Excerpted from Mr. Ben’s ‘Wake Up, Dream boy’ novel piece, “Stories are accounts of situations and events, involving the entirety of mankind, plants and animals, living and non-existing entities, in real and fabricated or make-believe forms, which are meant to be communicated in the form of writing, oral statements, verbal expressions, signs and symbols and other known and unknown methodologies, to targeted and general audiences with the intention to entertain, create debates and discussions, mesmerize, cause tears of joy and excruciation and enlightenment.”, the purposes of writing a good story can be expressed.

First and foremost, a well-written story is to entertain the reader. A story is that literary substance which should keep the reader spell-bound, from its beginning to the end. Interesting short stories, novel books and children-based storybooks are examples of stories that can keep the reader glued to his seat, perusing all of their contents. Seldom, well-written-out stories are used in movie adaptations and tele-plays. Lord of the Rings, The Roots and Harry Porter are typical examples of well-written stories that could be used in movie adaptation. In fact, a written story is to give readers or targeted audiences pleasure and in a way, enable them imagine clearly (as in motion pictures) the things being read.

Second, a written story contains a message or information that creates a controversy. Not necessarily tailored towards public image destruction, a well-written story should contain interests which ought to create debatable discussions on issues of interests. In a constructive manner, written stories give room for participation of concerned individuals to make known their stance on the matter in order to reach a theoretical concession. Take for instance: a written story of religious conflicts between an Afghan and a Jewish American in Pakistan. We should anticipate a great number of reactions from the Christian and Islamic strong holds. Controversies, debates and discussions on this interest become the order of the day because of the story. However, such a story should make available rooms for constructive criticisms and peaceful embrace of emerged controversies to reach a theoretical concession, at least.

Third, the mesmerizing undertones, tear-causing effects of tears of joy and excruciation underscore one of the purposes of a well-written story. The ability to ‘hypnotize’ an individual reader is the power behind a well-written story. Dan Brown’s ‘The Da Vinci Code’ is a book that can subconsciously control the mind of the reader. A written story should contain something that will cause the reader to shed tears, either in pain or joy. Of course, we all know that there are certain books we read that make us shed tears of joy and or pain.
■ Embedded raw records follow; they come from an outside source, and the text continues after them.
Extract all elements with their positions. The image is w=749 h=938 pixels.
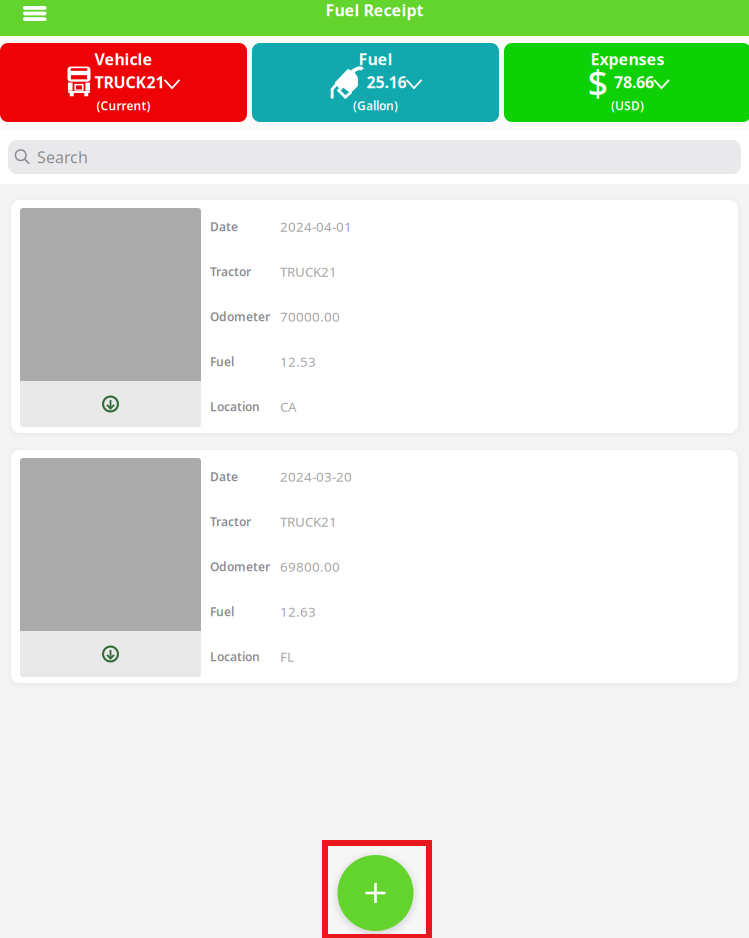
staticText: 2024-04-01 xyxy=(280,218,352,235)
staticText: 12.53 xyxy=(280,353,316,370)
staticText: 2024-03-20 xyxy=(280,468,352,485)
staticText: FL xyxy=(280,648,294,665)
staticText: (Current) xyxy=(96,98,150,113)
staticText: Search xyxy=(37,146,88,168)
staticText: Tractor xyxy=(210,514,251,529)
staticText: Date xyxy=(210,218,238,234)
staticText: CA xyxy=(280,398,297,415)
staticText: 12.63 xyxy=(280,603,316,620)
staticText: Fuel xyxy=(210,604,234,619)
staticText: Location xyxy=(210,648,260,664)
staticText: (Gallon) xyxy=(353,98,398,113)
staticText: TRUCK21 xyxy=(280,513,337,530)
staticText: TRUCK21 xyxy=(280,263,337,280)
staticText: 78.66 xyxy=(614,71,654,93)
button[interactable]: Fuel xyxy=(252,43,499,122)
staticText: Date xyxy=(210,468,238,484)
staticText: Expenses xyxy=(590,48,664,70)
staticText: 69800.00 xyxy=(280,558,340,575)
button[interactable]: Menu xyxy=(0,0,56,36)
staticText: Vehicle xyxy=(94,48,152,70)
staticText: 25.16 xyxy=(366,71,406,93)
button[interactable]: Expenses xyxy=(504,43,749,122)
button[interactable]: Vehicle xyxy=(0,43,247,122)
staticText: Fuel xyxy=(358,48,392,70)
staticText: Fuel Receipt xyxy=(326,0,424,21)
staticText: 70000.00 xyxy=(280,308,340,325)
button[interactable]: Add fuel receipt xyxy=(338,855,414,931)
staticText: Location xyxy=(210,398,260,414)
staticText: Fuel xyxy=(210,354,234,369)
staticText: $ xyxy=(588,58,608,106)
staticText: (USD) xyxy=(611,98,644,113)
button[interactable]: Date xyxy=(11,450,738,683)
staticText: Odometer xyxy=(210,558,270,574)
staticText: Tractor xyxy=(210,264,251,279)
staticText: Odometer xyxy=(210,308,270,324)
button[interactable]: Date xyxy=(11,200,738,433)
staticText: TRUCK21 xyxy=(94,71,164,93)
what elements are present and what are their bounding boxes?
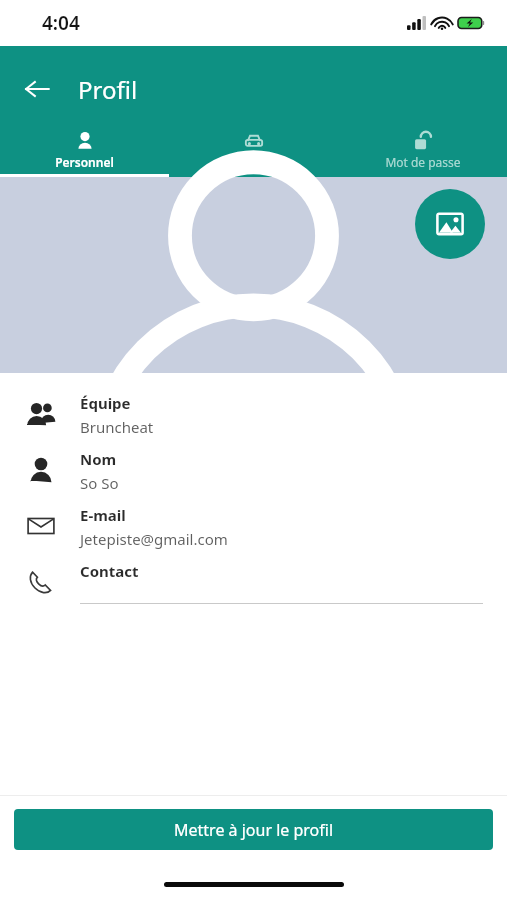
staticText: Bruncheat xyxy=(80,417,154,437)
staticText: Jetepiste@gmail.com xyxy=(80,529,228,549)
button[interactable]: Équipe xyxy=(0,387,507,443)
staticText: Mot de passe xyxy=(385,154,461,170)
staticText: Profil xyxy=(78,73,138,106)
button[interactable]: Véhicule xyxy=(169,124,338,177)
staticText: Équipe xyxy=(80,393,131,413)
staticText: E-mail xyxy=(80,505,126,525)
staticText: Contact xyxy=(80,561,139,581)
button[interactable]: Back xyxy=(14,66,60,112)
button[interactable]: Personnel xyxy=(0,124,169,177)
button[interactable]: Contact xyxy=(0,555,507,610)
staticText: Personnel xyxy=(55,154,114,170)
button[interactable]: Change photo xyxy=(415,189,485,259)
staticText: So So xyxy=(80,473,119,493)
button[interactable]: E-mail xyxy=(0,499,507,555)
button[interactable]: Mettre à jour le profil xyxy=(14,809,493,850)
button[interactable]: Mot de passe xyxy=(338,124,507,177)
staticText: Nom xyxy=(80,449,117,469)
staticText: 4:04 xyxy=(42,10,80,36)
staticText: Mettre à jour le profil xyxy=(174,819,334,841)
button[interactable]: Nom xyxy=(0,443,507,499)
Lastly, a written story is to enlighten people. Events from around the world written educate equip readers with information that would ordinarily be quite impossible to get. For instance, the items of news stories on happening around the world enlighten viewers (analogous readers) on what is going on. Articles, newspaper magazine and other media outfits convey written stories to help readers gain certain knowledge about things they are familiar with and introduce them to certain facts they do not know about.